Barring the issues above, printing in recently versions of Java is good enough for most documents. However there are a few other tips we can offer: The most common printing questions we get are about scaling (and not just when printing from Java).

PDF is a page language and a page in PDF should represent a page on the printer. If they're the same size that's usually OK (provided your printer driver isn't trying to add margins, of course), but if the sizes differ there are several options.

  • If the output page is too small the image can be clipped or scaled down to fit.
  • If the output page is bigger than the PDF page, the image can be scaled up or just centered in the page.

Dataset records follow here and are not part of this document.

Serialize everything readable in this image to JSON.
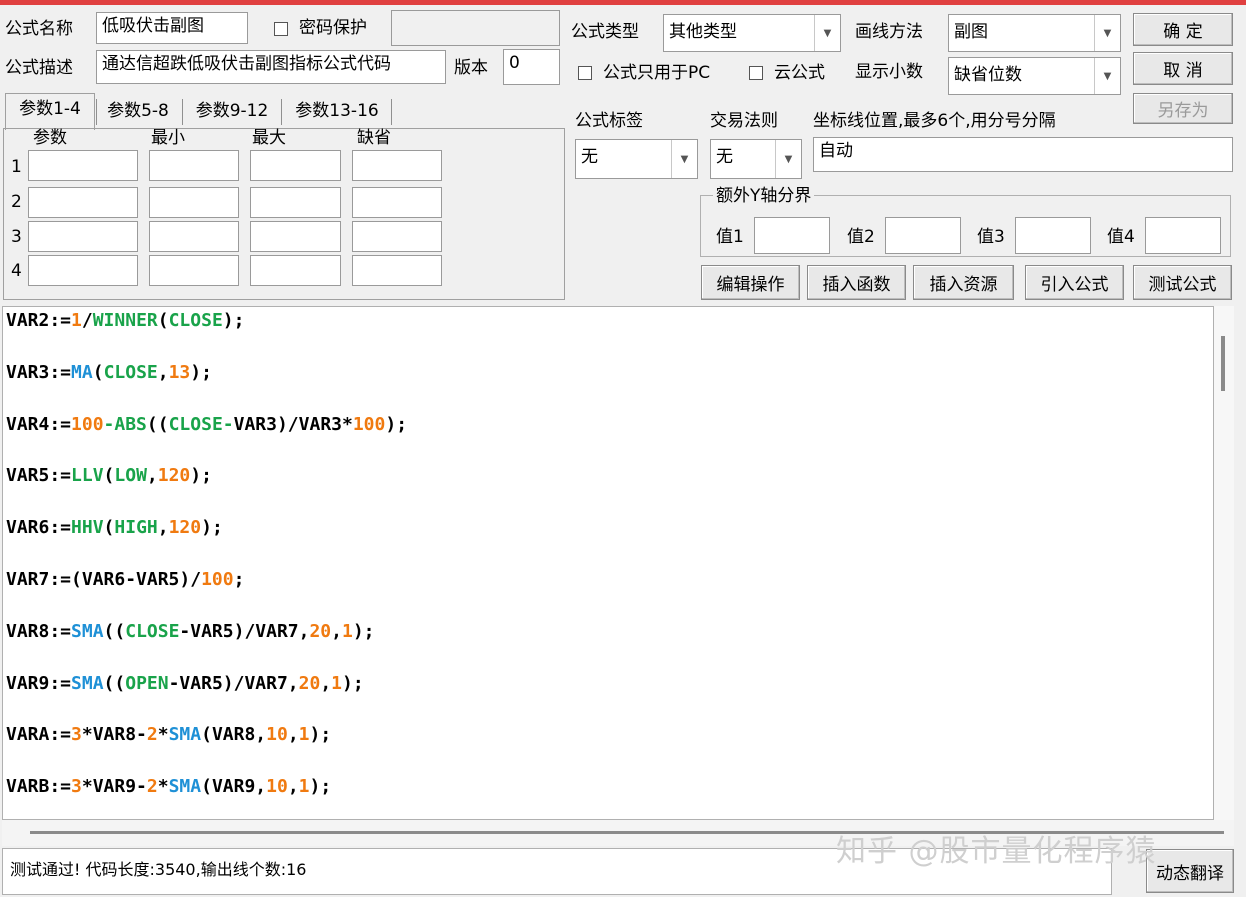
{
  "window": {
    "accent_color": "#e04040"
  },
  "form": {
    "name_label": "公式名称",
    "name_value": "低吸伏击副图",
    "password_label": "密码保护",
    "password_value": "",
    "desc_label": "公式描述",
    "desc_value": "通达信超跌低吸伏击副图指标公式代码",
    "version_label": "版本",
    "version_value": "0",
    "type_label": "公式类型",
    "type_value": "其他类型",
    "draw_label": "画线方法",
    "draw_value": "副图",
    "pc_only_label": "公式只用于PC",
    "cloud_label": "云公式",
    "decimal_label": "显示小数",
    "decimal_value": "缺省位数",
    "tag_label": "公式标签",
    "tag_value": "无",
    "rule_label": "交易法则",
    "rule_value": "无",
    "axis_label": "坐标线位置,最多6个,用分号分隔",
    "axis_value": "自动"
  },
  "buttons": {
    "ok": "确  定",
    "cancel": "取  消",
    "save_as": "另存为",
    "edit_ops": "编辑操作",
    "insert_func": "插入函数",
    "insert_res": "插入资源",
    "import_formula": "引入公式",
    "test_formula": "测试公式",
    "dynamic_translate": "动态翻译"
  },
  "tabs": [
    "参数1-4",
    "参数5-8",
    "参数9-12",
    "参数13-16"
  ],
  "params": {
    "headers": [
      "参数",
      "最小",
      "最大",
      "缺省"
    ],
    "rows": [
      "1",
      "2",
      "3",
      "4"
    ]
  },
  "y_axis": {
    "group_label": "额外Y轴分界",
    "labels": [
      "值1",
      "值2",
      "值3",
      "值4"
    ]
  },
  "code_lines": [
    [
      [
        "d",
        "VAR2:="
      ],
      [
        "n",
        "1"
      ],
      [
        "d",
        "/"
      ],
      [
        "f",
        "WINNER"
      ],
      [
        "d",
        "("
      ],
      [
        "f",
        "CLOSE"
      ],
      [
        "d",
        ");"
      ]
    ],
    [
      [
        "d",
        "VAR3:="
      ],
      [
        "b",
        "MA"
      ],
      [
        "d",
        "("
      ],
      [
        "f",
        "CLOSE"
      ],
      [
        "d",
        ","
      ],
      [
        "n",
        "13"
      ],
      [
        "d",
        ");"
      ]
    ],
    [
      [
        "d",
        "VAR4:="
      ],
      [
        "n",
        "100"
      ],
      [
        "f",
        "-ABS"
      ],
      [
        "d",
        "(("
      ],
      [
        "f",
        "CLOSE"
      ],
      [
        "f",
        "-"
      ],
      [
        "d",
        "VAR3)/VAR3*"
      ],
      [
        "n",
        "100"
      ],
      [
        "d",
        ");"
      ]
    ],
    [
      [
        "d",
        "VAR5:="
      ],
      [
        "f",
        "LLV"
      ],
      [
        "d",
        "("
      ],
      [
        "f",
        "LOW"
      ],
      [
        "d",
        ","
      ],
      [
        "n",
        "120"
      ],
      [
        "d",
        ");"
      ]
    ],
    [
      [
        "d",
        "VAR6:="
      ],
      [
        "f",
        "HHV"
      ],
      [
        "d",
        "("
      ],
      [
        "f",
        "HIGH"
      ],
      [
        "d",
        ","
      ],
      [
        "n",
        "120"
      ],
      [
        "d",
        ");"
      ]
    ],
    [
      [
        "d",
        "VAR7:=(VAR6-VAR5)/"
      ],
      [
        "n",
        "100"
      ],
      [
        "d",
        ";"
      ]
    ],
    [
      [
        "d",
        "VAR8:="
      ],
      [
        "b",
        "SMA"
      ],
      [
        "d",
        "(("
      ],
      [
        "f",
        "CLOSE"
      ],
      [
        "d",
        "-VAR5)/VAR7,"
      ],
      [
        "n",
        "20"
      ],
      [
        "d",
        ","
      ],
      [
        "n",
        "1"
      ],
      [
        "d",
        ");"
      ]
    ],
    [
      [
        "d",
        "VAR9:="
      ],
      [
        "b",
        "SMA"
      ],
      [
        "d",
        "(("
      ],
      [
        "f",
        "OPEN"
      ],
      [
        "d",
        "-VAR5)/VAR7,"
      ],
      [
        "n",
        "20"
      ],
      [
        "d",
        ","
      ],
      [
        "n",
        "1"
      ],
      [
        "d",
        ");"
      ]
    ],
    [
      [
        "d",
        "VARA:="
      ],
      [
        "n",
        "3"
      ],
      [
        "d",
        "*VAR8-"
      ],
      [
        "n",
        "2"
      ],
      [
        "d",
        "*"
      ],
      [
        "b",
        "SMA"
      ],
      [
        "d",
        "(VAR8,"
      ],
      [
        "n",
        "10"
      ],
      [
        "d",
        ","
      ],
      [
        "n",
        "1"
      ],
      [
        "d",
        ");"
      ]
    ],
    [
      [
        "d",
        "VARB:="
      ],
      [
        "n",
        "3"
      ],
      [
        "d",
        "*VAR9-"
      ],
      [
        "n",
        "2"
      ],
      [
        "d",
        "*"
      ],
      [
        "b",
        "SMA"
      ],
      [
        "d",
        "(VAR9,"
      ],
      [
        "n",
        "10"
      ],
      [
        "d",
        ","
      ],
      [
        "n",
        "1"
      ],
      [
        "d",
        ");"
      ]
    ]
  ],
  "status": {
    "text": "测试通过! 代码长度:3540,输出线个数:16"
  },
  "watermark": "知乎 @股市量化程序猿"
}
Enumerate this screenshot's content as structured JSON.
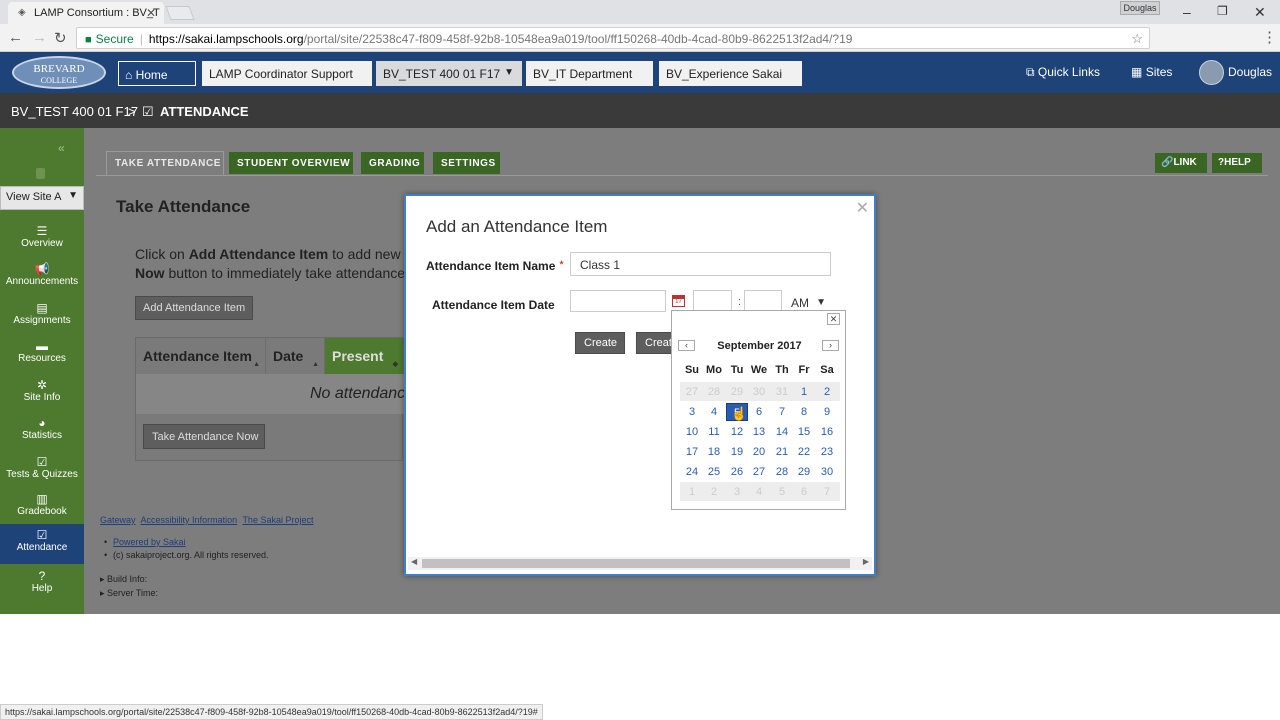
{
  "browser": {
    "tab_title": "LAMP Consortium : BV_T",
    "profile_name": "Douglas",
    "secure_label": "Secure",
    "url_host": "https://sakai.lampschools.org",
    "url_path": "/portal/site/22538c47-f809-458f-92b8-10548ea9a019/tool/ff150268-40db-4cad-80b9-8622513f2ad4/?19",
    "status_url": "https://sakai.lampschools.org/portal/site/22538c47-f809-458f-92b8-10548ea9a019/tool/ff150268-40db-4cad-80b9-8622513f2ad4/?19#"
  },
  "header": {
    "logo_line1": "BREVARD",
    "logo_line2": "COLLEGE",
    "site_tabs": [
      {
        "label": "Home"
      },
      {
        "label": "LAMP Coordinator Support"
      },
      {
        "label": "BV_TEST 400 01 F17"
      },
      {
        "label": "BV_IT Department"
      },
      {
        "label": "BV_Experience Sakai"
      }
    ],
    "quick_links": "Quick Links",
    "sites": "Sites",
    "user": "Douglas"
  },
  "breadcrumb": {
    "site": "BV_TEST 400 01 F17",
    "separator": ">",
    "tool": "ATTENDANCE"
  },
  "toolnav": {
    "view_site_as": "View Site A",
    "items": [
      {
        "label": "Overview",
        "icon": "☰"
      },
      {
        "label": "Announcements",
        "icon": "📢"
      },
      {
        "label": "Assignments",
        "icon": "▤"
      },
      {
        "label": "Resources",
        "icon": "▬"
      },
      {
        "label": "Site Info",
        "icon": "✲"
      },
      {
        "label": "Statistics",
        "icon": "◕"
      },
      {
        "label": "Tests & Quizzes",
        "icon": "☑"
      },
      {
        "label": "Gradebook",
        "icon": "▥"
      },
      {
        "label": "Attendance",
        "icon": "☑"
      },
      {
        "label": "Help",
        "icon": "?"
      }
    ]
  },
  "tool": {
    "tabs": [
      {
        "label": "TAKE ATTENDANCE"
      },
      {
        "label": "STUDENT OVERVIEW"
      },
      {
        "label": "GRADING"
      },
      {
        "label": "SETTINGS"
      }
    ],
    "link_btn": "LINK",
    "help_btn": "HELP",
    "title": "Take Attendance",
    "intro_prefix": "Click on ",
    "intro_bold1": "Add Attendance Item",
    "intro_mid": " to add new at",
    "intro_bold2": "Now",
    "intro_suffix": " button to immediately take attendance.",
    "add_button": "Add Attendance Item",
    "columns": [
      {
        "label": "Attendance Item"
      },
      {
        "label": "Date"
      },
      {
        "label": "Present"
      }
    ],
    "empty_text": "No attendance",
    "take_now_button": "Take Attendance Now"
  },
  "footer": {
    "links": [
      "Gateway",
      "Accessibility Information",
      "The Sakai Project"
    ],
    "powered": "Powered by Sakai",
    "copyright": "(c) sakaiproject.org. All rights reserved.",
    "build_info": "Build Info:",
    "server_time": "Server Time:"
  },
  "modal": {
    "title": "Add an Attendance Item",
    "name_label": "Attendance Item Name",
    "required_mark": "*",
    "name_value": "Class 1",
    "date_label": "Attendance Item Date",
    "date_value": "",
    "hour_value": "",
    "minute_value": "",
    "time_separator": ":",
    "ampm": "AM",
    "create_button": "Create",
    "create_button2": "Creat"
  },
  "datepicker": {
    "month": "September 2017",
    "dow": [
      "Su",
      "Mo",
      "Tu",
      "We",
      "Th",
      "Fr",
      "Sa"
    ],
    "weeks": [
      [
        "27",
        "28",
        "29",
        "30",
        "31",
        "1",
        "2"
      ],
      [
        "3",
        "4",
        "5",
        "6",
        "7",
        "8",
        "9"
      ],
      [
        "10",
        "11",
        "12",
        "13",
        "14",
        "15",
        "16"
      ],
      [
        "17",
        "18",
        "19",
        "20",
        "21",
        "22",
        "23"
      ],
      [
        "24",
        "25",
        "26",
        "27",
        "28",
        "29",
        "30"
      ],
      [
        "1",
        "2",
        "3",
        "4",
        "5",
        "6",
        "7"
      ]
    ],
    "selected": "5"
  }
}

You can control this with the print.scaling PDF option added in Acrobat 8: set this option to None to prevent all page scaling. If you're printing to Java with our API you can choose from a few other options as well:

  • Fit - scale the page up or down to fit the printable area, preserving the aspect ratio
  • FitUnlocked - as for "Fit" but don't preserve the aspect ratio
  • ShrinkToFit - like Fit, but will only ever scale the page down (our default if not specified)
  • ShrinkToFitUnlocked - like ShrinkToFit, but don't preserve the aspect ratio.
For examples, if you want to fit a Letter page exactly to A4 and don't mind losing the aspect ratio of the text, do this before spooling the file with Java
pdf.setOption("print.scaling", "FitUnlocked");

Duplex and other print options

You can specify other options in the PDF - see our setOption method. However other than scaling as described above these will only set the defaults in the print dialog of our viewer. If you're printing from your own code and want to honours these options, you'll need to turn them into appropriate PrintRequestAttributes or DocAttributes yourself.